D-List Wannabee Blows His Moment In The Spotlight With His Anti-Celtic Stunt.

If I’d asked you, before yesterday, who the guy who did the Scottish Cup draw on the BBC was, would you have known?

Do you even know now?

And if you do know his name, where do you know it from?

His records, or his wee anti-Celtic stunt which is all over the papers today?

And whilst you ponder that, ponder this; if he has an agent, and a PR firm representing him, what do you think they’re saying to him today about that?

“Oh jolly good job, son”?

I very much doubt it.

Scotland is a small country, and if you want to carve yourself out a career in the entertainment world when nobody knows your name there are definitely better ways of doing it than hoisting your colours up the Ibrox flagpole.

In fact, as a tactic designed to alienate almost everybody else there are few with more sterling promise and surety of success, unless of course you want a gig in the media, and especially at the BBC.

Deliberately advertising yourself as someone so wrapped up in that mind-set that it over-rides your career preservation instincts is definitely not the way to go.

You might as well hang a sign outside your recording studio which says “I Hate You And All You Stand For. Please Buy My Records.”

I think most public relations firms and management reps would have an issue with you doing something so mind-numbingly stupid, but I guess none of his people were on hand yesterday to stop him, although I bet they collectively had their heads in their hands when they saw the “coverage” he’s getting today.

I mean, I’m sure he’s near enough the bottom of their client roster that it’s not going to adversely affect their own bottom line … but still.

This is the sort of news story I honestly marvel at.

I don’t feel one way or another about his stunt; to me, it’s the puerile act of an obvious idiot.

It’s the media watcher in me, the guy who studies political operations, the one who loves a good advertising campaign, who’s interest is piqued by a story like this.

It’s Gerald Ratner, telling an interviewer that his company’s products are crap.

When he appeared on Sportscene to do the draw the other day everyone in my house was like “Who the Hell is he?”

Upon hearing he was a singer, it was moderately tempting to Google his name and find out if he was worth listening to.

But his co-host on the show did him no favours when she outed him as a “Rangers fan” … but he’d already blown it by then, with his public tweeting which informed whoever was interested what species of Ibrox supporter he was.
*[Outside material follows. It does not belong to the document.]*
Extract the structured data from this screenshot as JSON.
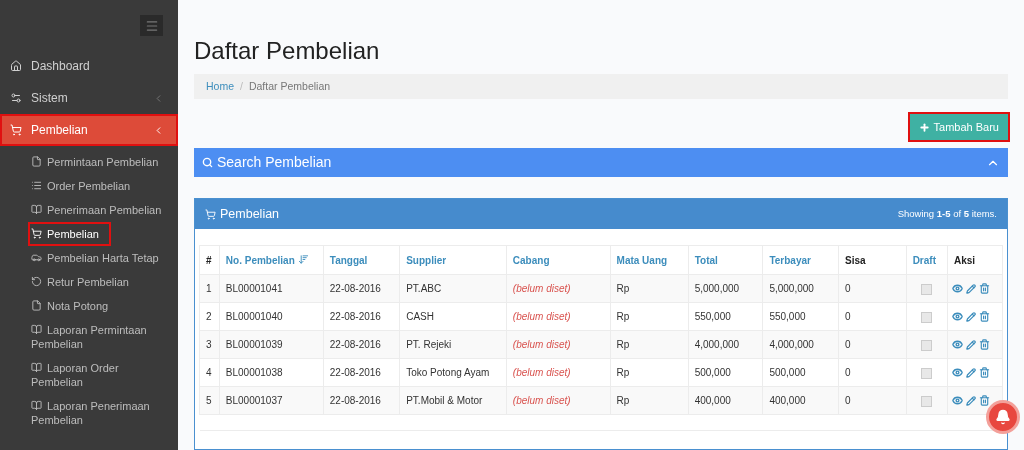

Now we don’t need to Google him to know if he’s worth listening to, because the papers and the chortling Ibrox fan sites have broadcast his little stunt, and his name is now familiar, to everyone who didn’t know who he was and might one day have stumbled across him and given his stuff a chance to grow on them.

No chance of that now.

I find their fan sites to be particularly amusing in that they’ve (inadvertently) torpedoed his career even as they are wishing him all the best in it.

You do often find fools huddled together, though, don’t you?

This guy could be Frank Sinatra, born again with a Scottish accent, but at least half of his potential audience will never buy a single record, and let’s be honest, there wasn’t much chance of that anyway.

So yesterday was a good day’s word for him, as I’m sure you’ll agree.

And I find it incredible.

When he was given the gig of attending the match yesterday and doing the cup draw, all he had to do was act like a professional and use his moment in the spotlight to enhance his name recogntion. I bet his PR people couldn’t believe their luck.

What a way to bring him to the attention of an audience that had never heard his name.

Did he make the best of it?

Well he got his name in the papers … but I wouldn’t call it an unqualified success, would you?